With respect to the formation of the transport complex composed of viral RNA, Rex, and possibly other cellular factors, we believe that either a Rex–hCRM1–Ran-GTP complex initiates binding to the high-affinity site contained in RxRE or that Rex binds to the high-affinity site at the same time as it associates with hCRM1 with the aid of Ran-GTP. Following this step, additional Rex molecules then bind to the viral RNA through its nonspecific RNA-binding activity (13), eventually provoking Rex polymerization along the viral RNA transcript via its multimerization domain with the aid of hCRM1. This process would allow a number of Rex proteins to cover the RNA, thus increasing the number of hCRM1 molecules that associate with the complex. The association of multiple CRM1 molecules may be important to overcome the factors that retain RNAs in the nucleus (34) and would allow the RNAs to pass efficiently through nuclear pores.

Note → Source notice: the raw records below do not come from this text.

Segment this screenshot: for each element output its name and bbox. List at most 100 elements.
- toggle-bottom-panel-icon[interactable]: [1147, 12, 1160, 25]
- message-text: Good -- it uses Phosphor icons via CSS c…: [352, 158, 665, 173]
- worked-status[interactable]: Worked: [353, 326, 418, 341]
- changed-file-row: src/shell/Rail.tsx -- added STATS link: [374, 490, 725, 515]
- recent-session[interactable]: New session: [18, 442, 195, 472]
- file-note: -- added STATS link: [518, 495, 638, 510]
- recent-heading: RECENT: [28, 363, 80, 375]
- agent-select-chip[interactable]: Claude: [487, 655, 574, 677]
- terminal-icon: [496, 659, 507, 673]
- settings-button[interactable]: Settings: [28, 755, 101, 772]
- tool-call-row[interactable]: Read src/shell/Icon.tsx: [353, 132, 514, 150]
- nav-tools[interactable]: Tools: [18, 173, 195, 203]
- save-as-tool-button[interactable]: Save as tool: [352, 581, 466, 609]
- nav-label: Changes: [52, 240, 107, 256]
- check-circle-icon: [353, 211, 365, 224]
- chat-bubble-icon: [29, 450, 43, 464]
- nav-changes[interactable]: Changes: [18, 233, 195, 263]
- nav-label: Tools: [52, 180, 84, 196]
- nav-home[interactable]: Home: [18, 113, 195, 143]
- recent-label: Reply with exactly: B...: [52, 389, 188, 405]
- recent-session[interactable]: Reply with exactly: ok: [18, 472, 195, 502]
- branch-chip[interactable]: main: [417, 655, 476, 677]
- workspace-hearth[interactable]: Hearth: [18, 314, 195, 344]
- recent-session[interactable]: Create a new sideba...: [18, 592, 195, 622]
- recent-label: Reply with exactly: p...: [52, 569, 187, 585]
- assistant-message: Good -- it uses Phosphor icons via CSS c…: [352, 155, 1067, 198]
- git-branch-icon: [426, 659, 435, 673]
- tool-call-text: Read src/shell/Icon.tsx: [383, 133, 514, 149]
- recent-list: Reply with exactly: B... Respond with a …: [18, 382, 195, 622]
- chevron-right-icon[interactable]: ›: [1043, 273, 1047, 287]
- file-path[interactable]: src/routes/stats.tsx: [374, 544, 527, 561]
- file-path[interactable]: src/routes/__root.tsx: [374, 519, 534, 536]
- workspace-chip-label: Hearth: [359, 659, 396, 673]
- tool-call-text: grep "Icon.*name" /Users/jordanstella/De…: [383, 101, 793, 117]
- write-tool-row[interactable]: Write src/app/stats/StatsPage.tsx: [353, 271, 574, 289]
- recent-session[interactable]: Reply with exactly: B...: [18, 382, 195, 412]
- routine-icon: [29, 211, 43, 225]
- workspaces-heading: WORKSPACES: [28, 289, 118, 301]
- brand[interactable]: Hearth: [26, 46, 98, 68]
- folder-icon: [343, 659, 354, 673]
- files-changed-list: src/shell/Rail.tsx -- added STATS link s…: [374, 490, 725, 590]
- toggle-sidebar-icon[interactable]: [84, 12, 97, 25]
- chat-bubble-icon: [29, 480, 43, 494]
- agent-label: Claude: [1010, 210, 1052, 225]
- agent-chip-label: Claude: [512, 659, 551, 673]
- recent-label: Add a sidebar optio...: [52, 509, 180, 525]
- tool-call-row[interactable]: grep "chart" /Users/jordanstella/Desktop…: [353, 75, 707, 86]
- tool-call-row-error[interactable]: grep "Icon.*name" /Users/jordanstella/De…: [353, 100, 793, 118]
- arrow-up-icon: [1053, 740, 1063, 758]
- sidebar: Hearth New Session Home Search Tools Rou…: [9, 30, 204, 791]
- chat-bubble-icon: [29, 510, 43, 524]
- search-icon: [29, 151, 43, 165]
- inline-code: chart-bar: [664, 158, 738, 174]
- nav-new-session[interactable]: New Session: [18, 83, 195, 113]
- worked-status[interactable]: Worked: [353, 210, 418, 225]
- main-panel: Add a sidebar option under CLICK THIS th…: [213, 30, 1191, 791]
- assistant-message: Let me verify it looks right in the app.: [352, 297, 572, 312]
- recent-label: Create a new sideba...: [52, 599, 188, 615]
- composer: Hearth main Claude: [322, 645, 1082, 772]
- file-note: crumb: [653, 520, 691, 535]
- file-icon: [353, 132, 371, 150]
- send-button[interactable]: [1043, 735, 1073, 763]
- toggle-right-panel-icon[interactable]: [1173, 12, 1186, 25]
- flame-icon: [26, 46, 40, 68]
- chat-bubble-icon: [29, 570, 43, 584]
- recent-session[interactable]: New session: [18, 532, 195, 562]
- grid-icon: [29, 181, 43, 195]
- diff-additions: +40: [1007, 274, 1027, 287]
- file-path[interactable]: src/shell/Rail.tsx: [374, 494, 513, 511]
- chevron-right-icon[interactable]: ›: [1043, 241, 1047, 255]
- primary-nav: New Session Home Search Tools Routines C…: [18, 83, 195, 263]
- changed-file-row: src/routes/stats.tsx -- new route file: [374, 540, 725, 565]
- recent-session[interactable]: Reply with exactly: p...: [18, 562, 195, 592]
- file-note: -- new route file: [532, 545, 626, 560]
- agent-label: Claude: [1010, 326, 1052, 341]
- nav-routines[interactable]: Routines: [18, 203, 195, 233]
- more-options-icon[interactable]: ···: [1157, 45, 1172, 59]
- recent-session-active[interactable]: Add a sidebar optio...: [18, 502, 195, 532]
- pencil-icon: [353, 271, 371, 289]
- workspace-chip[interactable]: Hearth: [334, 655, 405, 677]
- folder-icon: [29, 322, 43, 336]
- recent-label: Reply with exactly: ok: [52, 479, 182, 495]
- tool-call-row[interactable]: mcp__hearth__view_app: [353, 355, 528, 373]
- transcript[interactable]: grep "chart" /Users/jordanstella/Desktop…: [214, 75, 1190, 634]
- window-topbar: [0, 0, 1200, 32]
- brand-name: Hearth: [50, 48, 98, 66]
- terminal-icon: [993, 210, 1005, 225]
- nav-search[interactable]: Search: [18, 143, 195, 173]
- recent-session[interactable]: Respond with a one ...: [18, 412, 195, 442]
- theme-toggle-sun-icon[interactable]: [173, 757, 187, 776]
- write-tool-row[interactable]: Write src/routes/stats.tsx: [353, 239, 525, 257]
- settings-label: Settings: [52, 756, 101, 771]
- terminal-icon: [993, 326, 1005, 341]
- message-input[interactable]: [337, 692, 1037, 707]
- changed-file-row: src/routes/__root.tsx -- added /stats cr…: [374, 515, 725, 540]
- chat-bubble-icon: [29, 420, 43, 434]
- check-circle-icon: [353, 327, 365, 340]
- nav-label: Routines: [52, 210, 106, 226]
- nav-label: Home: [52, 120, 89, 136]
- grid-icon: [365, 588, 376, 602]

Two possible mechanisms by which CRM1 induces Rex multimerization can be envisaged. The association of CRM1 with the NES region of the Rex protein may trigger a conformational change in Rex that leads directly to its multimerization. Alternatively, the binding of CRM1 to the NES may be necessary but not sufficient, and additional interactions between Rex and CRM1 with or without the aid of another putative factor may be required for multimerization. The second possibility is supported by our observation that rCRM1 binds Rex as efficiently as hCRM1 but does not support Rex multimerization, which indicates that Rex multimerization induced by CRM1 is separable from the simple binding of Rex NES to CRM1. We infer that hCRM1 may possess a domain required for its additional interaction with Rex to induce the Rex-Rex interaction. As rCRM1 differs from hCRM1 by only 24 aa, these two proteins are particularly suitable for future research into the structure-function relationships involved in Rex-Rex interaction induced by CRM1.

Our observations underscore the importance of Rex multimerization in RNA export. Rex-dependent RNA export is different from Rex protein export in that Rex multimerization is essential for successful RNA export. Multimerization may be a general feature of RNA-binding proteins that are involved in RNA metabolism, since hnRNP A1, C1, E2, I, K, and L proteins have all been reported to multimerize (27). Although the role and mechanism of multimerization of these proteins have not been studied in detail, studies investigating the multimerization of Rex may provide insights into these phenomena.